Fanning the Inner Flame

Who is Dr. Montessori?

Italian physician Maria Montessori was a pioneer of theories in early childhood education, which are still implemented in Montessori schools all over the globe.

Early Life

Maria Montessori was born on August 31, 1870, in the provincial town of Chiaravalle, Italy, to middle-class, well-educated parents. At the time that Montessori was growing up, Italy held conservative values about women's roles. From a young age, she consistently broke out of those proscribed gender limitations. After the family moved to Rome, when she was 14, Montessori attended classes at a boys' technical institute, where she further developed her aptitude for math and her interest in the sciences—particularly biology.
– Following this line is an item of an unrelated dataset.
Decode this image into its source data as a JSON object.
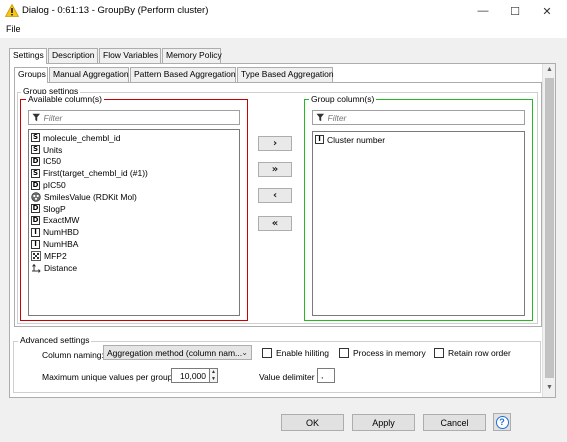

Facing her father's resistance but armed with her mother's support, Montessori went on to graduate with high honors from the medical school of the University of Rome in 1896.

Early Childhood Education Research

As a doctor, Montessori chose pediatrics and psychiatry as her specialties. While teaching at her medical-school alma mater, Montessori treated many poor and working-class children who attended the free clinics there. During that time, she observed that intrinsic intelligence was present in children of all socio-economic backgrounds.

Montessori became the director of the Orthophrenic School for developmentally disabled children in 1900. There she began to extensively research early childhood development and education. Her reading included the studies of 18th and 19th century French physicians Jean-Marc-Gaspard Itard and Édouard Séguin, who had experimented with the capabilities of disabled children. Montessori began to conceptualize her own method of applying their educational theories, which she tested through hands-on scientific observation of students at the Orthophrenic School. Montessori found the resulting improvement in students' development remarkable. She spread her research findings in speeches throughout Europe, also using her platform to advocate for women's and children's rights.

Educational Legacy

Montessori's success with developmentally disabled children spurred her desire to test her teaching methods on "normal" children. In 1907 the Italian government afforded her that opportunity. Montessori was placed in charge of 60 students from the slums, ranging in age from 1 to 6. The school, called Casa dei Bambini (or Children's House), enabled Montessori to create the "prepared learning" environment she believed was conducive to sense learning and creative exploration. Teachers were encouraged to stand back and "follow the child"—that is, to let children's natural interests take the lead. Over time, Montessori tweaked her methods through trial and error. Her writings further served to spread her ideology throughout Europe and the United States.

Once World War II began, Montessori was forced to flee to India, where she developed a program called Education for Peace. Her work with the program earned her two Nobel Peace Prize nominations.

Montessori died on May 6, 1952, in Noordwijk aan Zee, Netherlands.